Pubblicato il 1 febbraio 2016 in Cronaca

Marcialonga  

È possibile analizzare la 43edima edizione della Marcialonga, la più importante competizione di sci di fondo in Italia, che si è svolta ieri tra Val di Fassa e Val di Fiemme in una duplice prospettiva. Da una parte la gara: i quasi ottomila atleti che si sono presentati sui nastri di partenza, i successi in campo maschile del campione in carica, il norvegese Tord Asle Gjerdalen, e in campo femminile della svedese Britta Johansson Norgren. Dall’altra parte invece si è svolta un altro tipo di sfida: quella tra gli organizzatori della manifestazione e le avversità atmosferiche che per tutto l’inverno hanno fatto temere l’annullamento dell’evento.

Per garantire la manifestazione, coinvolti 8.500 camion

Viste le forti criticità, si pensava che anche questa gara, come molte altre gare invernali di questa stagione, potesse essere annullata. Anche ieri assenza di neve e un clima primaverile, con temperature tra i dodici e quindici gradi, hanno caratterizzato la giornata, accompagnando gli atleti per tutti i settanta chilometri del tracciato. Dietro i successi degli atleti scandinavi dell’ultima edizione della Marcialonga, sta una macchina organizzativa impressionante che è stata capace di muovere 8.500 camion di neve artificiale che hanno lavorato per garantire lo svolgimento della gara. Trenta invece i cannoni che hanno sparato fiocchi di neve per ventotto notti consecutive, garantendo così un manto nevoso su tutta la pista. Per compiere questa operazione è stato necessario prelevare 40mila metri cubi d’acqua dagli acquedotti dei diciassette comune per i quali passa la gara.

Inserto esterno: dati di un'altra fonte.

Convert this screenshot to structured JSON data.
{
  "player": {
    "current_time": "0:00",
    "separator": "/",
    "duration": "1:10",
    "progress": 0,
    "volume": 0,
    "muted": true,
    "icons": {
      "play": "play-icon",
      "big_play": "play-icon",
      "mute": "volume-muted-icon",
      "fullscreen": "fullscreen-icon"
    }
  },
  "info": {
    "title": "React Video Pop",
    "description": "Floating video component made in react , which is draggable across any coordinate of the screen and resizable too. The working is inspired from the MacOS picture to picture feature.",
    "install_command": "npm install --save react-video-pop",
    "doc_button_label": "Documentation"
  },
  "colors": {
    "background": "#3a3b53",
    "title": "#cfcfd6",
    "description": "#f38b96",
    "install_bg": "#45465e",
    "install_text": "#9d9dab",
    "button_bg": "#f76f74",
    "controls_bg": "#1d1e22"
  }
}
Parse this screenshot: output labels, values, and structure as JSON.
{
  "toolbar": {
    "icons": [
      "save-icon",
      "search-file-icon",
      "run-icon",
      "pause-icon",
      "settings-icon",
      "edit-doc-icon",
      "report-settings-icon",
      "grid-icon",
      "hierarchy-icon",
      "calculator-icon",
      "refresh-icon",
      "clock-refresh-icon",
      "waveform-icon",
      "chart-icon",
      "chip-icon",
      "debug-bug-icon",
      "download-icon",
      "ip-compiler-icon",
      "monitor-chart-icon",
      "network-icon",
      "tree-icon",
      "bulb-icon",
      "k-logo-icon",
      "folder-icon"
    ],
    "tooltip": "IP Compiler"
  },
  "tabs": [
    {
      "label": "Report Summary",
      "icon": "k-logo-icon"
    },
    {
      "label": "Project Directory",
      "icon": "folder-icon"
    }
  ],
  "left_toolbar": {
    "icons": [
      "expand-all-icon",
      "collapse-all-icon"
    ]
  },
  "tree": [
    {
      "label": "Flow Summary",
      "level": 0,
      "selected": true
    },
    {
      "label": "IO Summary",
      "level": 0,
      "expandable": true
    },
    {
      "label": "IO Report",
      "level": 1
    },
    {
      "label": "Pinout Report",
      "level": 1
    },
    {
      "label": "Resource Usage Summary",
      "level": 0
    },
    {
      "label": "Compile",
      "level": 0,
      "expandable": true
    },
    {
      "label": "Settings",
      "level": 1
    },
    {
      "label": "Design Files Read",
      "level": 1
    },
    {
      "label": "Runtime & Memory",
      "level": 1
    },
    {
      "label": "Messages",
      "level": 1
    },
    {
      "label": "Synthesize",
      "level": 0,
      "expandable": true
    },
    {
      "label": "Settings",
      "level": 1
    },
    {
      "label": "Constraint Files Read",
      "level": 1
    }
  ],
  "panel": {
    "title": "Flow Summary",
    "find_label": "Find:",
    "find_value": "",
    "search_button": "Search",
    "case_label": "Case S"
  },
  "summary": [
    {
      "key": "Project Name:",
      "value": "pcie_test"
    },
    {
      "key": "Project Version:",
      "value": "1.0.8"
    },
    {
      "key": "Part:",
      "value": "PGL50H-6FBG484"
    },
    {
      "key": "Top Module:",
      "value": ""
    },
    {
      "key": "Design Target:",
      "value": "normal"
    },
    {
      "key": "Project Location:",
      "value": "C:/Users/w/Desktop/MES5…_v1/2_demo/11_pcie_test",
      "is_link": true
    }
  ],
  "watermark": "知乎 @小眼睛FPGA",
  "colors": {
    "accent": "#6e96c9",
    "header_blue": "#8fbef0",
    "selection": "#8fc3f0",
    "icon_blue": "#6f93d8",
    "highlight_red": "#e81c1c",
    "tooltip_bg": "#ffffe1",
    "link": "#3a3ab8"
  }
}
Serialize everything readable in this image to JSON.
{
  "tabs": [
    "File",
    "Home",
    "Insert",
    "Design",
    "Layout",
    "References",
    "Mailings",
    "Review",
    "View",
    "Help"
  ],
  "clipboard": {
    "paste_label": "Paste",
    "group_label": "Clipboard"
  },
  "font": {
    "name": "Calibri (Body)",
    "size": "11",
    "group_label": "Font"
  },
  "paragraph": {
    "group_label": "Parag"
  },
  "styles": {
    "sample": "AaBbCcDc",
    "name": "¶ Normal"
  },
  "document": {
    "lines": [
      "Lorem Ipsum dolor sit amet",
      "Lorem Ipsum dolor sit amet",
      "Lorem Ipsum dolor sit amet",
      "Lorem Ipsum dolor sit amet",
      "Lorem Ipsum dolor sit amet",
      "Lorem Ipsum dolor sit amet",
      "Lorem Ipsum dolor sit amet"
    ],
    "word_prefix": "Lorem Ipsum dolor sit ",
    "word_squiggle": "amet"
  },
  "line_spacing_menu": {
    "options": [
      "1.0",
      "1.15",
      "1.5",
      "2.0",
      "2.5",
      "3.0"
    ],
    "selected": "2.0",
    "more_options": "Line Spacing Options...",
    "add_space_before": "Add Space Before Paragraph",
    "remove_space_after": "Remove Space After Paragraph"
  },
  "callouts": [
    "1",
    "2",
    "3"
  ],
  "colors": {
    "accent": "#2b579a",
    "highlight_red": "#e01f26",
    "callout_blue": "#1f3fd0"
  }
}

Chi ha vinto a Marcialonga 2016?

Verrebbe da pensare che i veri vincitori della Marcialonga 2016 siano gli organizzatori, capaci di realizzare un vero e proprio miracolo di tecnologia ambientale. Una soddisfazione rimarcata da Gloria Trettel, segretario generale della Marcialonga, che ha dichiarato di non avere mai pensato di rinviare la manifestazione. Eppure, sarà necessario verificare gli effetti che questa operazione ha provocato all’ambiente, per cercare, eventualmente, di trovare in futuro strumenti meno impattanti di ottomila camion per garantire lo svolgersi di queste manifestazioni. Sempre che, clima permettendo, siano ancora sostenibili.